O que está mudando? Há apenas duas décadas, no Brasil, a entrada maciça de mulheres no mundo do trabalho transformou radicalmente a economia. O principal motivo foi a necessidade: a crise econômica da década de 80 empurrou as mulheres para o trabalho. Mas a cultura já havia sofrido uma revolução. Elas passaram a encarar a realização profissional como um direito. E a família tinha de ser repensada. O que parece estar ocorrendo agora é uma nova reviravolta na escala de valores da sociedade.

“Ficar em casa cuidando das crianças virou um novo símbolo de status”, afirmam Kellyanne Conway e Celinda Lake no livro What Women Really Want (O Que as Mulheres Realmente Querem), ainda sem tradução no Brasil. Nos anos 80 e 90, caracterizados pelo individualismo e pela competição profissional acirrada, era normal sacrificar a vida pessoal em prol do sucesso – ou aquilo que se considerava sucesso. Nesse modelo competitivo, a busca por resultados tem elevado a carga de trabalho nas empresas e, conseqüentemente, o estresse. Daí começou a ganhar força o discurso oposto, que mistura ecologia, espiritualismo e bem-estar. As mulheres, ainda a meio caminho da plena conquista da igualdade, começaram a se perguntar se ela vale a pena.
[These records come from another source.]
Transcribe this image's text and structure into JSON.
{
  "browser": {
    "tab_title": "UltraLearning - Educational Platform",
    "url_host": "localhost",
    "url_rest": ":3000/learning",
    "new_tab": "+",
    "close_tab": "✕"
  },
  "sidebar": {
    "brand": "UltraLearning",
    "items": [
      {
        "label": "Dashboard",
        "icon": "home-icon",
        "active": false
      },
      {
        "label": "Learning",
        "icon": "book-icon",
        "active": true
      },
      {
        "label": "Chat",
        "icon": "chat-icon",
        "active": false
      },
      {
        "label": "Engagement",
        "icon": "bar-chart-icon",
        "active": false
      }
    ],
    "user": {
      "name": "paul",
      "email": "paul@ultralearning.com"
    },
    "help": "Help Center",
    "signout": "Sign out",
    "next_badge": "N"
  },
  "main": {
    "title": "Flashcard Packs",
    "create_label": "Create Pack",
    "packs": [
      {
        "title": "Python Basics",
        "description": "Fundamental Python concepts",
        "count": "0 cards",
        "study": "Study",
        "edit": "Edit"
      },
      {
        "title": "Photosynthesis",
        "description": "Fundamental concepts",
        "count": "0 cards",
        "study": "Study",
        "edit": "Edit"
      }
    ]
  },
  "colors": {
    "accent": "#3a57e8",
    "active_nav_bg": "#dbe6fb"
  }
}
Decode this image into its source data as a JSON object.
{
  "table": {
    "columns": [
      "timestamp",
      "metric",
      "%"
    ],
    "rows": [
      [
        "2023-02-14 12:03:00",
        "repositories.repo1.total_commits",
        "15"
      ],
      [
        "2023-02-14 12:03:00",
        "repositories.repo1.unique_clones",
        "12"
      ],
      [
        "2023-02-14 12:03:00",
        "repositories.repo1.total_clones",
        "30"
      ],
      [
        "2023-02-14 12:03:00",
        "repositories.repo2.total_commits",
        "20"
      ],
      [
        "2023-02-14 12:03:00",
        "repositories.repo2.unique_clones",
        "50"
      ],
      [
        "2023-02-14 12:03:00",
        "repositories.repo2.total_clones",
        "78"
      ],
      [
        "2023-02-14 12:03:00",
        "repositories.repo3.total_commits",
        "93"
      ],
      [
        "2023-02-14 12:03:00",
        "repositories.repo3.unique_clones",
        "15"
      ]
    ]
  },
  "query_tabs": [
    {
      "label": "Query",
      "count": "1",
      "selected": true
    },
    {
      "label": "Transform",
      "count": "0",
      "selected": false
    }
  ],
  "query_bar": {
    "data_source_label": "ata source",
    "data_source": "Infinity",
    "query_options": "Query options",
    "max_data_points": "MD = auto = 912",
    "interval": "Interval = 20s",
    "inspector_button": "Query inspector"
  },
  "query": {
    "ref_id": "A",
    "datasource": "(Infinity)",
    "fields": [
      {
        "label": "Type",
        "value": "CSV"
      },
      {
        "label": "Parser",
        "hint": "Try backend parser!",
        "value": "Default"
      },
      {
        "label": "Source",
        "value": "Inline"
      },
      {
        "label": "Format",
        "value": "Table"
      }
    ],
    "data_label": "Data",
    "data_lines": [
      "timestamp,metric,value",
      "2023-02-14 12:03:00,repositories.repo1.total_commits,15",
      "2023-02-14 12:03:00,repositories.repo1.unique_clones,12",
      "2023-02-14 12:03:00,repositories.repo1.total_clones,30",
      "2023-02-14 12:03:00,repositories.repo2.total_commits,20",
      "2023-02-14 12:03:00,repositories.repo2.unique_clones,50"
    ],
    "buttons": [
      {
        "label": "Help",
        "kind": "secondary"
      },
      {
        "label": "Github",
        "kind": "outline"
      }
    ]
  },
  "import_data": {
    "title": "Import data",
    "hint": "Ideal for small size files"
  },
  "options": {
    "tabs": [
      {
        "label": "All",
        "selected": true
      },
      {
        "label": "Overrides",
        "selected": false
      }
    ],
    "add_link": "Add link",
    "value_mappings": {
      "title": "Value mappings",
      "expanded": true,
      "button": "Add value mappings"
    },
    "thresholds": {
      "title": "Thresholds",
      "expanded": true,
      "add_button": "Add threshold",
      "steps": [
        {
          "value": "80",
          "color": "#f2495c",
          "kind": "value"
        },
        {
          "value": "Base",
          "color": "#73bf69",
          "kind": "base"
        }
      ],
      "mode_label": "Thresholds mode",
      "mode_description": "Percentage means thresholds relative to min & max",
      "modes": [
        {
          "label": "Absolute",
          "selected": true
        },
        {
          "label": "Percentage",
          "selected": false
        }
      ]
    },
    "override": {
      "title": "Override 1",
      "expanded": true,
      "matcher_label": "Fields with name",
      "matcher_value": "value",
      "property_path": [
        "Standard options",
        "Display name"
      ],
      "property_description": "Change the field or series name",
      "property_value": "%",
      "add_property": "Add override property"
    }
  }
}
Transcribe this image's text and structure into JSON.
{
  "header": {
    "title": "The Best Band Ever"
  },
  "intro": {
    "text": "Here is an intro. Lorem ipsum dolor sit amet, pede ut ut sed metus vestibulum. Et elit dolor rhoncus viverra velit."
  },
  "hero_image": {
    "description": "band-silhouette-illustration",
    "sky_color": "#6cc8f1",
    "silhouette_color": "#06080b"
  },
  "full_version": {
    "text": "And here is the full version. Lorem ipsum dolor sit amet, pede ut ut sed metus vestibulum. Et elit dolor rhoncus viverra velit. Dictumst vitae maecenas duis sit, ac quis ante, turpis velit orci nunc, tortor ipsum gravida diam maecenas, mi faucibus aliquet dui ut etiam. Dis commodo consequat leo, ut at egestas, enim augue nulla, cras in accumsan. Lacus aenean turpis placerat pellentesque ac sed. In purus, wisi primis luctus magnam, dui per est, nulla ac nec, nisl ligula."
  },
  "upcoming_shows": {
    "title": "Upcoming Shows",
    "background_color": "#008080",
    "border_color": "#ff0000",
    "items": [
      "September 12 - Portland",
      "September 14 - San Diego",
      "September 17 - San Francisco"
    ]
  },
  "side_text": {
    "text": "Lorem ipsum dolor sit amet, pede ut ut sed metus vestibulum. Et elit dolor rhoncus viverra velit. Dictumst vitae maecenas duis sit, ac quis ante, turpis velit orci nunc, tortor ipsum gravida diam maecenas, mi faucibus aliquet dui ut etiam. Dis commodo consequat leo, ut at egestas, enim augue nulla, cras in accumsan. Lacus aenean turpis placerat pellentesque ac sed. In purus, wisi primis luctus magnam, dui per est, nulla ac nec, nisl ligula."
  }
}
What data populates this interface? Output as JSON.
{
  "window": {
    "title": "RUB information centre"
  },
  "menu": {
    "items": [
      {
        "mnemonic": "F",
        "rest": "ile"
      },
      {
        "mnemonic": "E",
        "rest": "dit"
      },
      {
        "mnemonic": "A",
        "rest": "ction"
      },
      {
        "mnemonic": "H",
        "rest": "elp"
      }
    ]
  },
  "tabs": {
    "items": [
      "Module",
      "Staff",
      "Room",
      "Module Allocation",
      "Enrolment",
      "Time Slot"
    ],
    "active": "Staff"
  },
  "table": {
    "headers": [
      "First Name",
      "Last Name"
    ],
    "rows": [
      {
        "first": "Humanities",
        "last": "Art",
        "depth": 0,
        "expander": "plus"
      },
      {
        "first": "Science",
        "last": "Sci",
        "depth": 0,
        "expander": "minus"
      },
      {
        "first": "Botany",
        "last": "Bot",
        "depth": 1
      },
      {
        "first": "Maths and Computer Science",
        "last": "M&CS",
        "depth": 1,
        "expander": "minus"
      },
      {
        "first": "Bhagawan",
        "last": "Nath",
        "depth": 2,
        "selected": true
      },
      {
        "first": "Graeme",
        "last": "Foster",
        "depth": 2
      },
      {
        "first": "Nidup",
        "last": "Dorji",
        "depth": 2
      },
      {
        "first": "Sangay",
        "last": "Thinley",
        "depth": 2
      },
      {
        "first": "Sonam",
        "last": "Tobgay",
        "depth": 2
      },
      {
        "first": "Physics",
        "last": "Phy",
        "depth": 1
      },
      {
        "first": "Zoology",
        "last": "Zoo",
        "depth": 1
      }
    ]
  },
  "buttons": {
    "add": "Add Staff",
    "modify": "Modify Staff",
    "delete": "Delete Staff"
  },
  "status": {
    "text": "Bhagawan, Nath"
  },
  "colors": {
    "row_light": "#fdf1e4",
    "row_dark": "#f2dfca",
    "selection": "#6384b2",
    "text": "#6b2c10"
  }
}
‘‘Eu chegava em casa depois das 11 da noite. Meu filho estava dormindo havia horas. Eu morria de culpa’’ MÁRCIA ALVES, 36, contadora
O outro lado da equação entre maternidade e vida profissional são os filhos. Até há pouco, falava-se no “tempo qualitativo” que as mães passavam com eles. Esse conceito vem sendo destroçado. “Isso era uma desculpa. Não existe qualidade sem um mínimo de quantidade de tempo, de conexão, de acompanhamento da rotina”, diz a terapeuta de família Daniela da Rocha Peres, de São Paulo. “Vejo no meu consultório muitas mães executivas que abrem mão de todo s o tempo com os filhos e depois não sabem por que eles estão com problemas. É muito cruel ver mães que nunca levam ou buscam seus filhos na escola, que não conhecem seus amiguinhos, suas questões do dia-a-dia.” Hoje há um consenso entre os psicólogos: a presença da mãe na vida dos filhos é imprescindível. “Estamos num momento de transição dos modelos de mãe – e também de pai”, diz Daniela. “Toda a família se desestrutura quando cada um está no seu trabalho e as crianças estão totalmente terceirizadas. E não podemos ser moralistas e jogar tudo isso no colo das mães só porque historicamente é assim que vem sendo feito. Os pais também precisam participar dessa rotina.”


VOLTA DIFÍCIL
Para cuidar de Maurício, de 11 anos, e Mariana, de 7, Márcia saiu do emprego. Quando tentou voltar ao mercado, estava defasada
O sentimento de perda no âmbito familiar já está produzindo efeitos no mundo do trabalho. “Há mais gente hoje falando sobre uma maior dedicação à maternidade”, diz a consultora de carreira paulista Vicky Bloch. “Muitas mulheres jovens planejam ficar um pouco mais em casa quando os filhos nascerem, para só depois retomar a carreira.” Até há bem pouco tempo, a decisão de trocar a carreira pela dedicação exclusiva à família era percebida como sinal de derrota ou como atestado de despreparo profissional. O que se esperava das mulheres é que fossem bem-sucedidas na carreira e conseguissem, ainda, administrar com perfeição o lar e o tempo com as crianças. A mãe que em nome dos filhos desistisse do trabalho passava por desocupada. A carioca Cátia Moraes sentiu isso na pele. Em 2001, ela escreveu Absolvendo a Cinderela (Editora Mauad). O livro mostra como viviam as mulheres que optavam por ser donas de casa e o preconceito que elas enfrentavam. “Fui muito criticada em chats, recebi dezenas de e-mails me condenando, mas sempre deixei claro: o que eu defendo é a liberdade de opção”, diz Cátia. “Descobri que eu me realizava muito na função de mãe, de acompanhar a vida da minha filha. E garanto que existe, sim, vida inteligente em mães de porta de escola.”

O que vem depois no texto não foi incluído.